Letter From Washington: Why Can’t Things Like This Happen More Often?

by Eli Lehrer on March 15, 2011

photo by wallyg/Flickr, used under a Creative Commons license

I was in Tallahassee, Florida this past Friday largely to push for the Heartland-idea coastal preservation package that is being attached to the Heartland Legislative Forum member Alan Hays’ broad Florida Citizens Property Insurance Corporation reform bill.

This bill—and the coalition around it—is a perfect example of the way that free marketers and environmentalists can work together. (The press conference included Heartland, Americans for Prosperity, the Florida Wildlife Federation, the Tallahassee Tea Party, and the local development control group 1,000 Friends of Florida.)  I fully expect that the bill will pass: it cuts the size and scope of government intervention in the property insurance market while, by implication, preserving millions of environmentally sensitive acres of coastal land.

So why can’t things like this happen more often?

I think that there are three major sets of reasons: reasons that are the mutual fault of the environmental groups and free marketers, reasons that are mostly the fault of free market groups, and reasons that are mostly the fault of environmental groups.

Mutual blame first: Both environmental and free market groups are too suspicious of each others’ motives. In general, neither those who work for environmental groups nor those employed by free market groups are in it for the money or servants of nefarious forces. Although both environmental and free market groups provide executives with decent upper-middle class incomes, nobody goes to work for an environmental group or a free-market think tank in order to get rich.

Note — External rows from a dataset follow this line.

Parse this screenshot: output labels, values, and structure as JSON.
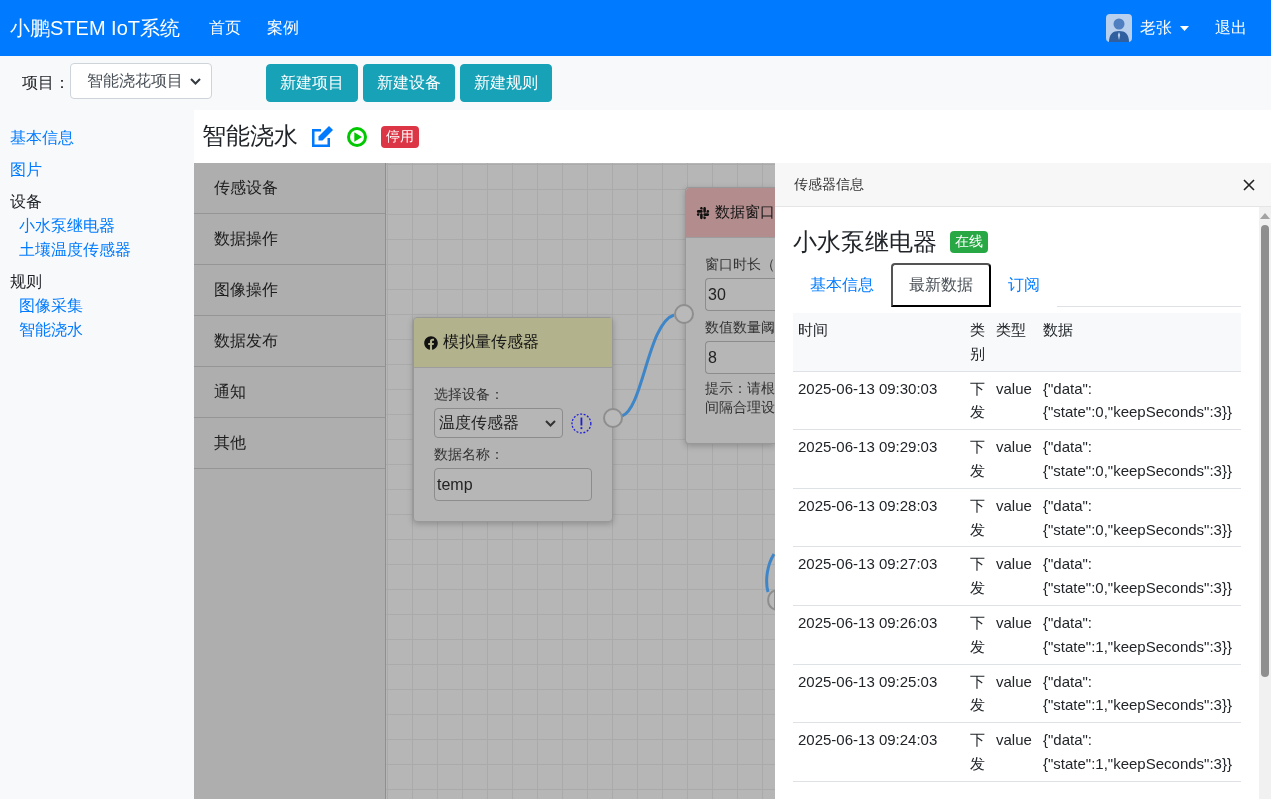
{
  "navbar": {
    "brand": "小鹏STEM IoT系统",
    "links": [
      {
        "label": "首页"
      },
      {
        "label": "案例"
      }
    ],
    "user_name": "老张",
    "logout": "退出"
  },
  "toolbar": {
    "project_label": "项目：",
    "project_select": "智能浇花项目",
    "buttons": [
      {
        "label": "新建项目"
      },
      {
        "label": "新建设备"
      },
      {
        "label": "新建规则"
      }
    ]
  },
  "sidebar": {
    "items": [
      {
        "kind": "link",
        "label": "基本信息"
      },
      {
        "kind": "link",
        "label": "图片"
      },
      {
        "kind": "group",
        "label": "设备",
        "children": [
          {
            "label": "小水泵继电器"
          },
          {
            "label": "土壤温度传感器"
          }
        ]
      },
      {
        "kind": "group",
        "label": "规则",
        "children": [
          {
            "label": "图像采集"
          },
          {
            "label": "智能浇水"
          }
        ]
      }
    ]
  },
  "rule": {
    "title": "智能浇水",
    "badge": "停用"
  },
  "palette": {
    "items": [
      {
        "label": "传感设备"
      },
      {
        "label": "数据操作"
      },
      {
        "label": "图像操作"
      },
      {
        "label": "数据发布"
      },
      {
        "label": "通知"
      },
      {
        "label": "其他"
      }
    ]
  },
  "canvas": {
    "nodes": [
      {
        "kind": "sensor",
        "title": "模拟量传感器",
        "fields": [
          {
            "kind": "select",
            "label": "选择设备：",
            "value": "温度传感器",
            "warning": true
          },
          {
            "kind": "input",
            "label": "数据名称：",
            "value": "temp"
          }
        ]
      },
      {
        "kind": "window",
        "title": "数据窗口",
        "fields": [
          {
            "kind": "input",
            "label": "窗口时长（",
            "value": "30"
          },
          {
            "kind": "input",
            "label": "数值数量阈",
            "value": "8"
          }
        ],
        "hint_lines": [
          "提示：请根",
          "间隔合理设"
        ]
      }
    ]
  },
  "detail_panel": {
    "title": "传感器信息",
    "device_name": "小水泵继电器",
    "status": "在线",
    "tabs": [
      {
        "label": "基本信息",
        "selected": false
      },
      {
        "label": "最新数据",
        "selected": true
      },
      {
        "label": "订阅",
        "selected": false
      }
    ],
    "table": {
      "columns": [
        "时间",
        "类别",
        "类型",
        "数据"
      ],
      "rows": [
        {
          "time": "2025-06-13 09:30:03",
          "category": "下发",
          "type": "value",
          "data": "{\"data\":{\"state\":0,\"keepSeconds\":3}}"
        },
        {
          "time": "2025-06-13 09:29:03",
          "category": "下发",
          "type": "value",
          "data": "{\"data\":{\"state\":0,\"keepSeconds\":3}}"
        },
        {
          "time": "2025-06-13 09:28:03",
          "category": "下发",
          "type": "value",
          "data": "{\"data\":{\"state\":0,\"keepSeconds\":3}}"
        },
        {
          "time": "2025-06-13 09:27:03",
          "category": "下发",
          "type": "value",
          "data": "{\"data\":{\"state\":0,\"keepSeconds\":3}}"
        },
        {
          "time": "2025-06-13 09:26:03",
          "category": "下发",
          "type": "value",
          "data": "{\"data\":{\"state\":1,\"keepSeconds\":3}}"
        },
        {
          "time": "2025-06-13 09:25:03",
          "category": "下发",
          "type": "value",
          "data": "{\"data\":{\"state\":1,\"keepSeconds\":3}}"
        },
        {
          "time": "2025-06-13 09:24:03",
          "category": "下发",
          "type": "value",
          "data": "{\"data\":{\"state\":1,\"keepSeconds\":3}}"
        }
      ]
    }
  }
}
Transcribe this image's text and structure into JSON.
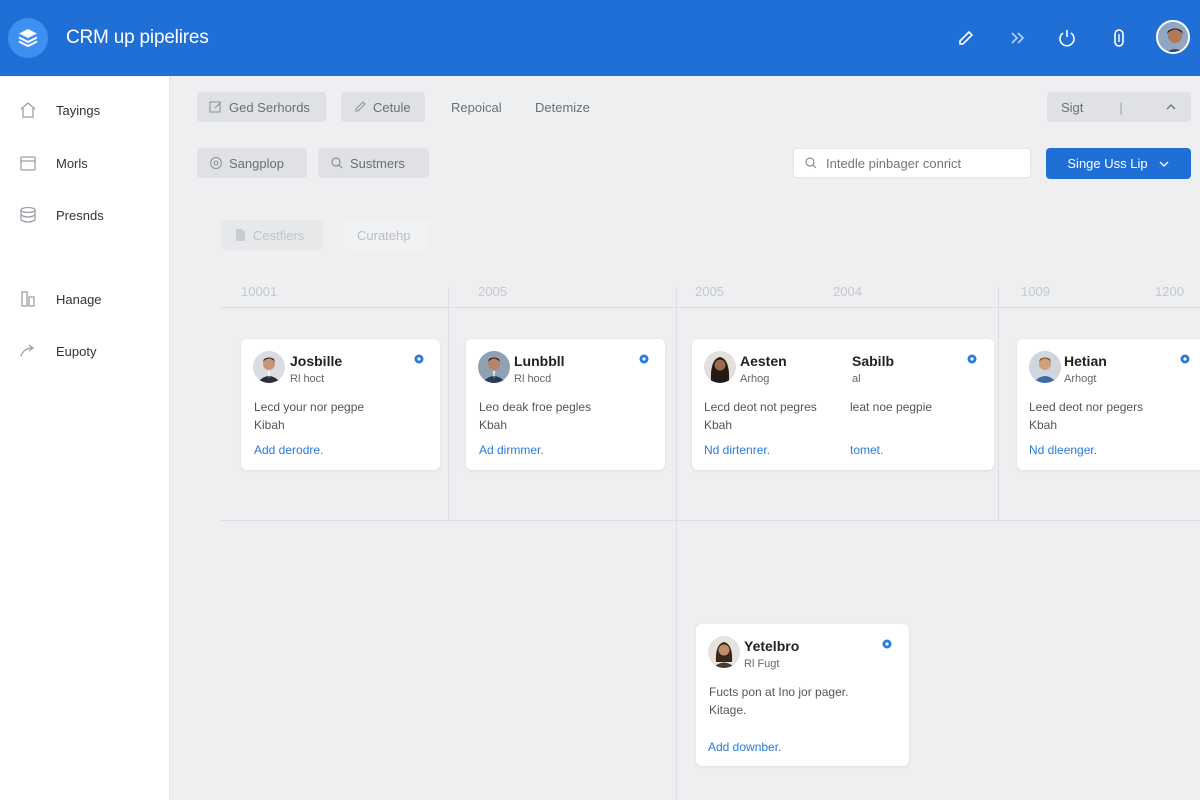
{
  "header": {
    "title": "CRM up pipelires",
    "icons": [
      "pencil-icon",
      "chevrons-icon",
      "power-icon",
      "clip-icon"
    ],
    "colors": {
      "primary": "#1f6fd6",
      "background": "#eeeff1",
      "link": "#2a7bd9"
    }
  },
  "sidebar": {
    "items": [
      {
        "label": "Tayings",
        "icon": "home-icon"
      },
      {
        "label": "Morls",
        "icon": "calendar-icon"
      },
      {
        "label": "Presnds",
        "icon": "stack-icon"
      },
      {
        "label": "Hanage",
        "icon": "building-icon"
      },
      {
        "label": "Eupoty",
        "icon": "share-icon"
      }
    ]
  },
  "toolbar": {
    "row1": [
      "Ged Serhords",
      "Cetule",
      "Repoical",
      "Detemize"
    ],
    "sign": {
      "label": "Sigt",
      "divider": "|"
    },
    "row2": [
      "Sangplop",
      "Sustmers"
    ],
    "search_placeholder": "Intedle pinbager conrict",
    "primary_label": "Singe Uss Lip",
    "row3": [
      "Cestfiers",
      "Curatehp"
    ]
  },
  "board": {
    "columns": [
      "10001",
      "2005",
      "2005",
      "2004",
      "1009",
      "1200"
    ],
    "cards": [
      {
        "name": "Josbille",
        "role": "Rl hoct",
        "desc1": "Lecd your nor pegpe",
        "desc2": "Kibah",
        "link": "Add derodre."
      },
      {
        "name": "Lunbbll",
        "role": "Rl hocd",
        "desc1": "Leo deak froe pegles",
        "desc2": "Kbah",
        "link": "Ad dirmmer."
      },
      {
        "name": "Aesten",
        "role": "Arhog",
        "desc1": "Lecd deot not pegres",
        "desc2": "Kbah",
        "link": "Nd dirtenrer.",
        "name2": "Sabilb",
        "role2": "al",
        "desc3": "leat noe pegpie",
        "link2": "tomet."
      },
      {
        "name": "Hetian",
        "role": "Arhogt",
        "desc1": "Leed deot nor pegers",
        "desc2": "Kbah",
        "link": "Nd dleenger."
      },
      {
        "name": "Yetelbro",
        "role": "Rl Fugt",
        "desc1": "Fucts pon at Ino jor pager.",
        "desc2": "Kitage.",
        "link": "Add downber."
      }
    ]
  }
}
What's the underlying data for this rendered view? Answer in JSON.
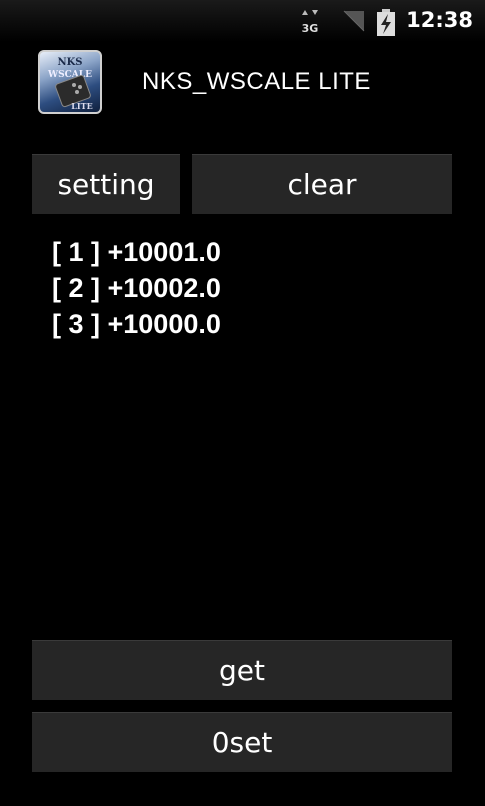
{
  "status_bar": {
    "network_label": "3G",
    "time": "12:38",
    "icons": [
      "network-3g-icon",
      "signal-icon",
      "battery-charging-icon"
    ]
  },
  "app": {
    "icon_text_top": "NKS",
    "icon_text_mid": "WSCALE",
    "icon_text_bottom": "LITE",
    "title": "NKS_WSCALE LITE"
  },
  "buttons": {
    "setting": "setting",
    "clear": "clear",
    "get": "get",
    "zeroset": "0set"
  },
  "readings": [
    "[ 1 ] +10001.0",
    "[ 2 ] +10002.0",
    "[ 3 ] +10000.0"
  ],
  "colors": {
    "background": "#000000",
    "button_bg": "#262626",
    "text": "#ffffff"
  }
}
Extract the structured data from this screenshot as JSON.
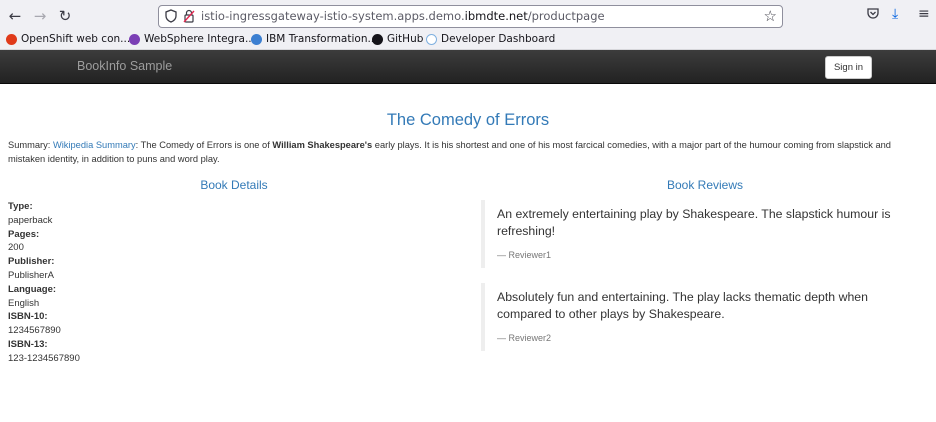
{
  "browser": {
    "url_prefix": "istio-ingressgateway-istio-system.apps.demo.",
    "url_domain": "ibmdte.net",
    "url_path": "/productpage",
    "bookmarks": [
      {
        "label": "OpenShift web con...",
        "icon": "openshift-icon",
        "color": "#e03a1a"
      },
      {
        "label": "WebSphere Integra...",
        "icon": "websphere-icon",
        "color": "#7b3fb5"
      },
      {
        "label": "IBM Transformation...",
        "icon": "ibm-icon",
        "color": "#3c7fd1"
      },
      {
        "label": "GitHub",
        "icon": "github-icon",
        "color": "#15141a"
      },
      {
        "label": "Developer Dashboard",
        "icon": "cloud-icon",
        "color": "#7fb0e0"
      }
    ]
  },
  "navbar": {
    "brand": "BookInfo Sample",
    "signin_label": "Sign in"
  },
  "product": {
    "title": "The Comedy of Errors",
    "summary_prefix": "Summary: ",
    "summary_link": "Wikipedia Summary",
    "summary_mid": ": The Comedy of Errors is one of ",
    "summary_bold": "William Shakespeare's",
    "summary_rest": " early plays. It is his shortest and one of his most farcical comedies, with a major part of the humour coming from slapstick and mistaken identity, in addition to puns and word play."
  },
  "details": {
    "heading": "Book Details",
    "fields": [
      {
        "label": "Type:",
        "value": "paperback"
      },
      {
        "label": "Pages:",
        "value": "200"
      },
      {
        "label": "Publisher:",
        "value": "PublisherA"
      },
      {
        "label": "Language:",
        "value": "English"
      },
      {
        "label": "ISBN-10:",
        "value": "1234567890"
      },
      {
        "label": "ISBN-13:",
        "value": "123-1234567890"
      }
    ]
  },
  "reviews": {
    "heading": "Book Reviews",
    "items": [
      {
        "text": "An extremely entertaining play by Shakespeare. The slapstick humour is refreshing!",
        "reviewer": "— Reviewer1"
      },
      {
        "text": "Absolutely fun and entertaining. The play lacks thematic depth when compared to other plays by Shakespeare.",
        "reviewer": "— Reviewer2"
      }
    ]
  },
  "colors": {
    "accent": "#337ab7",
    "navbar": "#222222"
  }
}
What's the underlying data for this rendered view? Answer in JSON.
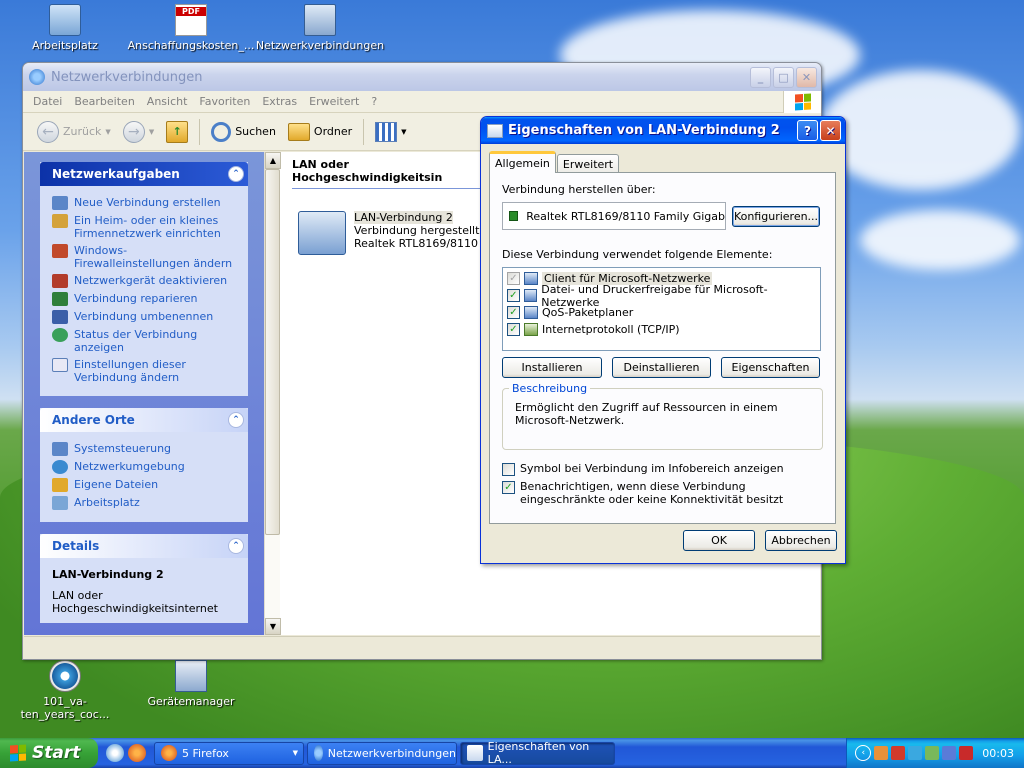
{
  "desktop": {
    "icons": [
      {
        "label": "Arbeitsplatz",
        "icon": "my-computer-icon"
      },
      {
        "label": "Anschaffungskosten_...",
        "icon": "pdf-document-icon"
      },
      {
        "label": "Netzwerkverbindungen",
        "icon": "network-connections-icon"
      },
      {
        "label": "101_va-ten_years_coc...",
        "icon": "media-file-icon"
      },
      {
        "label": "Gerätemanager",
        "icon": "device-manager-icon"
      }
    ]
  },
  "explorer": {
    "title": "Netzwerkverbindungen",
    "menu": [
      "Datei",
      "Bearbeiten",
      "Ansicht",
      "Favoriten",
      "Extras",
      "Erweitert",
      "?"
    ],
    "toolbar": {
      "back": "Zurück",
      "search": "Suchen",
      "folders": "Ordner"
    },
    "tasks": {
      "title": "Netzwerkaufgaben",
      "items": [
        "Neue Verbindung erstellen",
        "Ein Heim- oder ein kleines Firmennetzwerk einrichten",
        "Windows-Firewalleinstellungen ändern",
        "Netzwerkgerät deaktivieren",
        "Verbindung reparieren",
        "Verbindung umbenennen",
        "Status der Verbindung anzeigen",
        "Einstellungen dieser Verbindung ändern"
      ]
    },
    "other_places": {
      "title": "Andere Orte",
      "items": [
        "Systemsteuerung",
        "Netzwerkumgebung",
        "Eigene Dateien",
        "Arbeitsplatz"
      ]
    },
    "details": {
      "title": "Details",
      "name": "LAN-Verbindung 2",
      "desc": "LAN oder Hochgeschwindigkeitsinternet"
    },
    "group_header": "LAN oder Hochgeschwindigkeitsin",
    "connection": {
      "name": "LAN-Verbindung 2",
      "status": "Verbindung hergestellt",
      "device": "Realtek RTL8169/8110 Fami"
    }
  },
  "dialog": {
    "title": "Eigenschaften von LAN-Verbindung 2",
    "tabs": [
      "Allgemein",
      "Erweitert"
    ],
    "connect_using_label": "Verbindung herstellen über:",
    "adapter": "Realtek RTL8169/8110 Family Gigab",
    "configure": "Konfigurieren...",
    "elements_label": "Diese Verbindung verwendet folgende Elemente:",
    "elements": [
      {
        "label": "Client für Microsoft-Netzwerke",
        "checked": true
      },
      {
        "label": "Datei- und Druckerfreigabe für Microsoft-Netzwerke",
        "checked": true
      },
      {
        "label": "QoS-Paketplaner",
        "checked": true
      },
      {
        "label": "Internetprotokoll (TCP/IP)",
        "checked": true
      }
    ],
    "install": "Installieren",
    "uninstall": "Deinstallieren",
    "properties": "Eigenschaften",
    "description_legend": "Beschreibung",
    "description": "Ermöglicht den Zugriff auf Ressourcen in einem Microsoft-Netzwerk.",
    "show_icon": {
      "label": "Symbol bei Verbindung im Infobereich anzeigen",
      "checked": false
    },
    "notify": {
      "label": "Benachrichtigen, wenn diese Verbindung eingeschränkte oder keine Konnektivität besitzt",
      "checked": true
    },
    "ok": "OK",
    "cancel": "Abbrechen"
  },
  "taskbar": {
    "start": "Start",
    "items": [
      {
        "label": "5 Firefox",
        "active": false
      },
      {
        "label": "Netzwerkverbindungen",
        "active": false
      },
      {
        "label": "Eigenschaften von LA...",
        "active": true
      }
    ],
    "clock": "00:03"
  }
}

Both pay decidedly modest salaries to most employees and a good portion of the people working for them could probably make more money doing something else.

Likewise, no legitimate free market group or environmental that I know of is funded largely to advance the interests of any particular private business interest. (There are, of course, pure “astroturf” groups and non-astroturf groups that will sell their services to the highest bidder in roughly equal numbers.)  While there are environmentalists who want to impose a centrally planned economy and “free marketers” who favor anarchy, they’re generally rather fringe elements.  Most free marketers want a less regulated (but not, unregulated) economy that might include somewhat fewer environmental protections; most environmentalists want a cleaner environment but, don’t really want to overthrow capitalism to get there.   This results in natural conflict but these perspectives don’t make either side “evil.”

Free market groups are too willing to ignore the real successes that environmental legislation has achieved. Pollution is, in every economic textbook I’ve seen, the number one example of an externality. A working capitalist economy should make polluters pay the costs of their pollution. Since pollution doesn’t respect state boundaries, furthermore, some form of federal role in doing this makes sense and thus, devolution of everything is a terrible idea.

The air and water are cleaner since the Clean Air and Clean Water Acts became law, even if their implementation has problems and is often too heavy on command and control. Not that every environmental law is a success – some other big environmental laws, like the toxic waste cleanup Superfund, are decidedly less successful.

But suggesting the total elimination of government responsibilities in these areas, even if it were wise, isn’t politically viable or realistic. The idea of controlling pollution is a good one and a legitimate government role.

Free marketers should not ask: “How can we eliminate all government roles in protecting the environment?” That isn’t consistent with a functioning capitalist economy. Instead, they should ask: “How can we unleash market forces to protect the environment.”

Environmental groups are too stuck in a mindset that sees big government and social preferences of the Left as the necessary friends of the environment.

Simply by virtue of its size, the government is surely the largest polluter in the country.

Likewise, while it is surely possible—and sometimes necessary—to reduce pollution via direct command and control mechanisms, simple withdrawal of subsidies can often have the same or better gross environmental consequences than implementing one command and control mechanism or another.

The work I did in Tallahassee on insurance proves that but, given the sheer size of the government, it’s almost certain that some subsidy, somewhere, can be said to exacerbate any given environmental problem. Attacking these subsidies shouldn’t be the full mission of any large environmental group. . . but, potentially, it’s an important and under-recognized task that the environmental movement would be wise to pursue.